Question : Monsieur le ministre, votre département a participé à la revue annuelle du PSE. Rappelez-nous un peu certaines des avancées qu’a connues l’enseignement supérieur par rapport aux quatre axes du PSE
Réponse : Depuis octobre 2022, le gouvernement est engagé dans un nouveau style de gouvernance, à savoir la gouvernance par les projets et les réformes.
Il y a eu au total 42 projets et réformes et deux prioritaires sont consacrés à l’enseignement : le projet 11 dédié à la politique et à la révision des politiques enseignantes orientées vers les métiers prioritaires et le projet 10 sur l’assurance qualité dans l’enseignement.
Et c’est autour de ces deux projets essentiels que se fédèrent toutes les actions menées. L’un des éléments de cette initiative, dont nous débattons aujourd’hui, c’est d’abord l’accès et l’équité.
Désormais, nous sommes engagés dans une éducation pour tous, une éducation qui ne doit pas faire des laissés pour compte et qui ne doit pas privilégier une catégorie socio professionnelle ou ethnique ou encore de sexe.
Donc, tout le monde a accès, de façon équitable, à l’éducation. Cela a amené à redéfinir, au niveau des moyens d’études pour les étudiants que nous appelons les bourses, la politique de l’attribution des bourses tant pour les bourses nationales qu’étrangères.
Il a donc été mis en place une commission qui a travaillé et qui rend les bourses plus représentatives des communautés et des préfectures d’origine.
Cela permet de satisfaire toutes les régions, sans pour autant concentrer l’essentiel des bénéficiaires dans les régions favorisées comme les grandes villes et, ainsi, permettre aux communautés reculées de pouvoir aussi présenter des boursiers qui iront à l’étranger faire de grandes études ambitieuses et revenir les représenter valablement.

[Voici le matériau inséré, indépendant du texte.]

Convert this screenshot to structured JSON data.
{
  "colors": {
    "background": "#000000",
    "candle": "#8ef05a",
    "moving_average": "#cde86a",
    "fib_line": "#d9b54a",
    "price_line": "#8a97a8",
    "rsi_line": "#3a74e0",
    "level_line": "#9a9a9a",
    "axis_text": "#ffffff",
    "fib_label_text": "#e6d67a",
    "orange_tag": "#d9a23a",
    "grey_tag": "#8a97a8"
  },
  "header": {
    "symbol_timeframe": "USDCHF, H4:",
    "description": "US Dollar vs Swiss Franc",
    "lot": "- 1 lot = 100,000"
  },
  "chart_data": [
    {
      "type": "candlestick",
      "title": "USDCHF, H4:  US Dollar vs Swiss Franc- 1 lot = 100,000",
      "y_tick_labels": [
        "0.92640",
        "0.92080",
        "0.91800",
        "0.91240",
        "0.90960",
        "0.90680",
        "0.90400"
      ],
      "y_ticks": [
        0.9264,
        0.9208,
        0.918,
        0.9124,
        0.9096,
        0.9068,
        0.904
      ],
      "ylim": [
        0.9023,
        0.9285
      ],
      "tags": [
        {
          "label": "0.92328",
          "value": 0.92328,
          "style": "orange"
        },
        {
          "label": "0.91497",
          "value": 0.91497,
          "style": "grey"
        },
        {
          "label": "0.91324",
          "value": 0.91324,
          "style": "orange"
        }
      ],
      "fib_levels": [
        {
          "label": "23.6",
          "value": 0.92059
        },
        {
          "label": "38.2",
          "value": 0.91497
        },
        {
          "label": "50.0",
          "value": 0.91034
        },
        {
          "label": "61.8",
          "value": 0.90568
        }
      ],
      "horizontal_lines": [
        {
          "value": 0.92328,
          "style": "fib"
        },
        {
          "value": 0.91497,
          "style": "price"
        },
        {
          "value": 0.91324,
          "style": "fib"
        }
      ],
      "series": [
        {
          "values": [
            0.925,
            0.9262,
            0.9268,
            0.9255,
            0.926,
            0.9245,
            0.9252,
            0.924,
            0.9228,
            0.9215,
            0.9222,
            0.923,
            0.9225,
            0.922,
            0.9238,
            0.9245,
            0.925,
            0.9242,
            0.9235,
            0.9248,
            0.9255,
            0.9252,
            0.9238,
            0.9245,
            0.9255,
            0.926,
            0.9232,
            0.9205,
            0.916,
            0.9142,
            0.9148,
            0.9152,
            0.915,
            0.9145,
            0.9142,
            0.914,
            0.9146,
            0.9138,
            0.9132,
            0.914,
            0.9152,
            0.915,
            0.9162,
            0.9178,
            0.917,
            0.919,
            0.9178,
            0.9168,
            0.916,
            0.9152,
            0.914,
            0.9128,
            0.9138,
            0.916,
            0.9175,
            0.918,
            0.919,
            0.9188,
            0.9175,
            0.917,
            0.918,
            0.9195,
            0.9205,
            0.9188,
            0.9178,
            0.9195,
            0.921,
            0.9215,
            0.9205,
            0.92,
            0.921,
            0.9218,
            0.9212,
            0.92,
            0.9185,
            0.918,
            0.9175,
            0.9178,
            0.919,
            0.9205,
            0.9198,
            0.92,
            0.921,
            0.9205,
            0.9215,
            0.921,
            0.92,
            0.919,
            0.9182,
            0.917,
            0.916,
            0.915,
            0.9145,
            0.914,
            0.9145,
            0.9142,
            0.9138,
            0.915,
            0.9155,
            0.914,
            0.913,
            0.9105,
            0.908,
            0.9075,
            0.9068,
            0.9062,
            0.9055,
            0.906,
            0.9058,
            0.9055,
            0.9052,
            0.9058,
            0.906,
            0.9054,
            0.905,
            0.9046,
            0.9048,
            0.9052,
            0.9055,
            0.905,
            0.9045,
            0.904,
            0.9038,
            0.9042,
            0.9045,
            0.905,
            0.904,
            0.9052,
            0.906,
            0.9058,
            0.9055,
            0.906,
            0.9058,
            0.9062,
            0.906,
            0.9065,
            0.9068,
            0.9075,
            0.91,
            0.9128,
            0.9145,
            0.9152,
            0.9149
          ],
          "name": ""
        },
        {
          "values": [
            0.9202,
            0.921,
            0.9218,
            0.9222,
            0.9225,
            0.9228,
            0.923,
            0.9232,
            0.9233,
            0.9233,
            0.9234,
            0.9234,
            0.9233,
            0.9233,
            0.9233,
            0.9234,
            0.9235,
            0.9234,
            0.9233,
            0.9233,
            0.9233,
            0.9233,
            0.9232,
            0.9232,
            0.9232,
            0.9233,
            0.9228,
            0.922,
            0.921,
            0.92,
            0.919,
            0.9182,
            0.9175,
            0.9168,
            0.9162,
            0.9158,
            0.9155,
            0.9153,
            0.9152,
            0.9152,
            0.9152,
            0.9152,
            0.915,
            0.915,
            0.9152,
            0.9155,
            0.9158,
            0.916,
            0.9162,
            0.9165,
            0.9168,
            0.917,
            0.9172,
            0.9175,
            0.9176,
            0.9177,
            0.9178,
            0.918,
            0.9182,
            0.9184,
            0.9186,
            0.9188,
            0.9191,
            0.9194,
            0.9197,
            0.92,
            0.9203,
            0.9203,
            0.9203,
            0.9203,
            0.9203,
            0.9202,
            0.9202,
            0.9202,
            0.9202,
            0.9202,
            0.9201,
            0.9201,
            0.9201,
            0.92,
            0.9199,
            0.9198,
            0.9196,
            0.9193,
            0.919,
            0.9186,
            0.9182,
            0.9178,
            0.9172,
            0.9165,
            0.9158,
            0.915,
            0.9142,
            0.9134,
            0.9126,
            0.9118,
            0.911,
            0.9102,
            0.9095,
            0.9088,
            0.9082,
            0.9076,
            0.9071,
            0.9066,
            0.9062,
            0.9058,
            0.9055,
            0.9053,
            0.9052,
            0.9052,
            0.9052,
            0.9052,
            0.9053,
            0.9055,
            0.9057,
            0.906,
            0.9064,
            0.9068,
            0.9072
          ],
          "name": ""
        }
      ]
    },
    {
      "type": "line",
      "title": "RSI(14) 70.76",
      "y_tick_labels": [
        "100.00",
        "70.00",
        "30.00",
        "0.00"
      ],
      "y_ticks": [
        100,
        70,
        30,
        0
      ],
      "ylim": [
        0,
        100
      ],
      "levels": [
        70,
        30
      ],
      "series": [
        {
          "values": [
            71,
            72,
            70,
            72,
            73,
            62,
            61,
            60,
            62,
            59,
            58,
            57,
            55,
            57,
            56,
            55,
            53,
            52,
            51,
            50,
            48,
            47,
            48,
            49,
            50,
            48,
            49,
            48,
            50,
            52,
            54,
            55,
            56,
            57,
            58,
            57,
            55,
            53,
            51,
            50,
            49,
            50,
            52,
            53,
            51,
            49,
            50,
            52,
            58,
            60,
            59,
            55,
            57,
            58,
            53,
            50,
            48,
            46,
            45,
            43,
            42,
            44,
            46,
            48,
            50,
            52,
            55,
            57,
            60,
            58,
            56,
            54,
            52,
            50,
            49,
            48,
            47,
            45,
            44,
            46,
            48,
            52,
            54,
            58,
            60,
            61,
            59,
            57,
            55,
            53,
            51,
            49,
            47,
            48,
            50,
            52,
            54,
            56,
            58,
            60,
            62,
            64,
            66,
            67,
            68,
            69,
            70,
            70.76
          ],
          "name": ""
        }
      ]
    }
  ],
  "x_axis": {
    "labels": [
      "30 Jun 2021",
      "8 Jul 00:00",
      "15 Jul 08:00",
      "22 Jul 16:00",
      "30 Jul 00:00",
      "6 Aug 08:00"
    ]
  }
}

Donc, cette réforme a été faite et présentée en Conseil des ministres. Nous sommes en train de la dérouler. L’autre élément, c’est la révision même de l’enseignement. Est-ce que ce que nous enseignons, aujourd’hui, répond aux ambitions de demain ?
Devons-nous continuer à enseigner juste pour la forme ou devons-nous enseigner pour répondre à nos besoins actuels ? Et je crois que là-dessus, il y a eu une révision de la cartographie des ordres d’enseignement qui a énuméré des domaines que nous qualifions de prioritaires.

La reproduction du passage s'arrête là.